Y todo eso a los 30 y pocos años, con una educación limitada, sin un agente de Hollywood, sin un equipo de marketing, solo con su voz, su cara y su talento natural. Tú conoces a una mujer así. Quizá es tu mamá, quizá es tu abuela, quizá eres tú misma. La mujer que apostó todo por alguien, que lo levantó cuando no era nadie, que creyó en él cuando el mundo no lo veía, y que después, cuando él llegó a la cima, se quedó sola en la sala viéndolo brillar desde lejos, porque eso es exactamente lo que le pasó a María Luisa León. El éxito de Pedro no

la acercó a él, la alejó. Y la primera señal de lo que venía llegó en la forma de una bailarina de 14 años que trabajaba en el teatro Folisberger y a la que le decían la muñequita que baila. Su nombre era Guadalupe Torrentera Lupita. Y su historia con Pedro Infante es una de las más tristes y más silenciadas de toda la época de oro del cine mexicano.

Lupita Torrentera era apenas una niña cuando conoció a Pedro Infante. Tenía 14 años, él tenía 28. Se conocieron alrededor de 1945, cuando ella era una pequeña estrella del mundo del espectáculo nocturno. Bailaba en los teatros más famosos de la Ciudad de México. Era guapa, era talentosa y no tenía la menor idea de que el hombre que la cortejaba tenía una esposa esperándolo en casa.

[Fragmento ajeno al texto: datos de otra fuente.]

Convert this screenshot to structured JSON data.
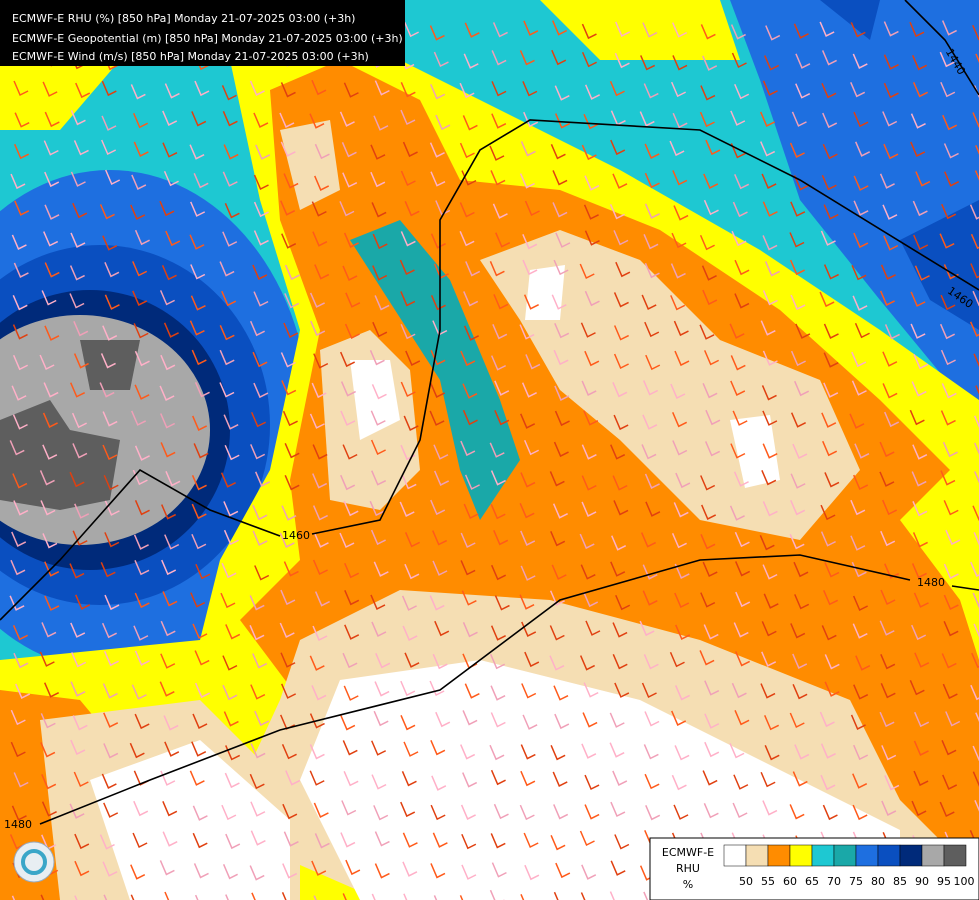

Don Pedro se le declaró en un baile en el teatro Minuit y Lupita, que tenía 14 años y el hombre más famoso de México, le estaba diciendo que la amaba, se fue a vivir con él. Su madre intentó separarlos, no pudo. Pedro Infante era Pedro Infante. Nadie le decía que no. Guarda ese nombre, Lupita Torrentera, porque va a aparecer otra vez y cuando aparezca todo va a cambiar.

Juntos tuvieron tres hijos. La primera fue Graciela Margarita, nacida el 26 de septiembre de 1947. Murió a los 10 meses de vida de poliomielitis. El segundo fue Pedro Infante Torrentera, nacido el 31 de marzo de 1950. La tercera fue Guadalupe Infante Torrentera. Nacida el 3 de octubre de 1951. Lupita Infante, como la conocerían después, ah, sería la guardiana del legado de su padre durante décadas.

Mientras tanto, María Luisa no sabía nada o si lo sospechaba, callaba hasta que una llamada telefónica lo cambió todo. Fue después de su octavo aniversario de bodas. María Luisa contestó una llamada que Pedro no quería que contestara. Al otro lado de la línea había una mujer que le confirmó que su esposo tenía otra casa, otra vida y otra familia con Lupita Torrentera.

María Luisa hizo lo que muchas mujeres de su generación hacían. Confrontó a la otra, buscó a Lupita, le dijo la verdad y Lupita, según su propio testimonio, años después se quedó helada. No sabía que Pedro estaba casado. Intentó dejarlo, pero Pedro insistió. Les prometía amor eterno a las dos. A las dos les decía que eran la única y las dos, por razones diferentes, le creían o necesitaban creerle.